Well, how about the (padlocked) All Users folder?  For that, a search yielded the information that C:\Users\All Users was just a symbolic link to C:\ProgramData.  I attempted to check this.  Yes, both folders did seem to contain the same subfolders, apparently used by a variety of programs:  Adobe, Apple, Skype, etc.  The status bar at the bottom of Windows Explorer said there were 26 items in each.  It seemed that the All Users folder was there for backward compatibility with programs that would look for it instead of for C:\ProgramData.  In short, I could make things difficult by deleting it, and it seemed that deleting it wouldn't actually have anything to do with any real accounts.

This left me with the Default and Default User folders in C:\Users.  I didn't understand the difference between these two, so I ran a search.  MrBruce1959 said that Default was a system folder, not to be toyed with, whereas Default User was supposed to be the initial or default account for the person who would be using the computer.  In that case, I didn't understand why Windows created a separate Ray account (my choice of name, their choice of folder) instead of renaming Default User to be Ray when I was first setting up the system.  Why leave a superfluous Default User folder after the real default user has made an appearance? 

I tried a different searchSomeone passed along the rumor that I could just go ahead and delete the Default User folder.  Another post spoke blithely of deleting the Default User folder (actually, they said "profile," not folder) with a script, so as to replace it with a preconfigured Default User replacement.  That one was followed (at the bottom of the Experts Exchange page) with an extended discussion of programming technique, so apparently it was OK in principle to delete the folder, at least if a look-alike then took its place.  A post in another thread said that Default User was the one from which other user profiles were built.  I didn't plan on letting anyone else into my world, so I felt I could do without it for that purpose.

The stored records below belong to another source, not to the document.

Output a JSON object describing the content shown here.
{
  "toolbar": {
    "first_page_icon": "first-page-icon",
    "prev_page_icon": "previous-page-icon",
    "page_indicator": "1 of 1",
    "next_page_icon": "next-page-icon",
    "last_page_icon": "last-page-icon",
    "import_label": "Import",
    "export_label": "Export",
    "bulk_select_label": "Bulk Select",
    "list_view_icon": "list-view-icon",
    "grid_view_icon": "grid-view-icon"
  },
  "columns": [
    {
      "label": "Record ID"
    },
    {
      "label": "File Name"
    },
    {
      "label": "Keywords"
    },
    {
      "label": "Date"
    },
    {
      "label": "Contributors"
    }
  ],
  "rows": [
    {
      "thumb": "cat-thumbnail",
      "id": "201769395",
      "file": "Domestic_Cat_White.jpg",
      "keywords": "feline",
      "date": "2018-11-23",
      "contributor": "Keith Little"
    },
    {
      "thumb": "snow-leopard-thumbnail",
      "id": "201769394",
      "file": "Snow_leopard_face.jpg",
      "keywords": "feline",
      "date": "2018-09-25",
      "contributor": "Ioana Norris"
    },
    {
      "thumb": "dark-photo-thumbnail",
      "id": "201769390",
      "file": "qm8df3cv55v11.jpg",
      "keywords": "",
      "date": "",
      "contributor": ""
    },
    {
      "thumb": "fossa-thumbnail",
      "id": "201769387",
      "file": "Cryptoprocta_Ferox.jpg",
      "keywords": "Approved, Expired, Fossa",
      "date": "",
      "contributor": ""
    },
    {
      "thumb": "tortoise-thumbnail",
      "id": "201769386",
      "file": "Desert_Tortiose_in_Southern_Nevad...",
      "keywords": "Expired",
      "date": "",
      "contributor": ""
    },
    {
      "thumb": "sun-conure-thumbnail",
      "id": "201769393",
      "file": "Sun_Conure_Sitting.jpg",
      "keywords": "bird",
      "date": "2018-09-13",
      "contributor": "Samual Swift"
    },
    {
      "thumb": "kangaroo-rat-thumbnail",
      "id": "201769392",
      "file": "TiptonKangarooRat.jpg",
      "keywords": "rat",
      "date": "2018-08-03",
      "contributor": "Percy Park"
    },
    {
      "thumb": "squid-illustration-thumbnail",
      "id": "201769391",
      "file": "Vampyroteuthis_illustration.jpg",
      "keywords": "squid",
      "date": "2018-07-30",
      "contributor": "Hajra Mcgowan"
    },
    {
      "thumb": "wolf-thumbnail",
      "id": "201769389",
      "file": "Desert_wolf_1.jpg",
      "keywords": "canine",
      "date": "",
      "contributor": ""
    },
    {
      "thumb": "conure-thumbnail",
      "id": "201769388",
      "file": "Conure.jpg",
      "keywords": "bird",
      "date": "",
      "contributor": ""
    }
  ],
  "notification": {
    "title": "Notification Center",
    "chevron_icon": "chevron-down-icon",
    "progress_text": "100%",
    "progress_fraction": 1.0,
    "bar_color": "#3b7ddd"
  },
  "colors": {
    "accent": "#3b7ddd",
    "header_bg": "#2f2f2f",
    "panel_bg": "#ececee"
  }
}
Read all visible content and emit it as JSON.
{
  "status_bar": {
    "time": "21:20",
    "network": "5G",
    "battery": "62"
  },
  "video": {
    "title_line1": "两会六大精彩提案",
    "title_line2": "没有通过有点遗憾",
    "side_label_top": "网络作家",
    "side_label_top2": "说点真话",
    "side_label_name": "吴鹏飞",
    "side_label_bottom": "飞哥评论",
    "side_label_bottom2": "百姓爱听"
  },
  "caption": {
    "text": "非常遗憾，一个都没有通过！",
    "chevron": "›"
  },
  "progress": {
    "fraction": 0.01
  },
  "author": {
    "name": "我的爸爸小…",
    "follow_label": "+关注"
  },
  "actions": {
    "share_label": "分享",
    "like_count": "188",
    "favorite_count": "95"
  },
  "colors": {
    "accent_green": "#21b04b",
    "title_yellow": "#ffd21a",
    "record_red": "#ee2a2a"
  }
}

I decided to zip the Default User folder, delete it, and save the ZIP for future reference.  Before doing this, I made a System Restore backup (Start > Run > SystemPropertiesProtection.exe).  Also, since System Restore had been flaky sometimes in the past, I made an Acronis drive image.  I gave this some time, to see whether it would have adverse effects.  A couple of days later, the system seemed to be running OK.  The removal of the Default User folder did not seem to have any immediate or obvious negative effects.



Several weeks later -- still no adverse effects attributable to any of these removals.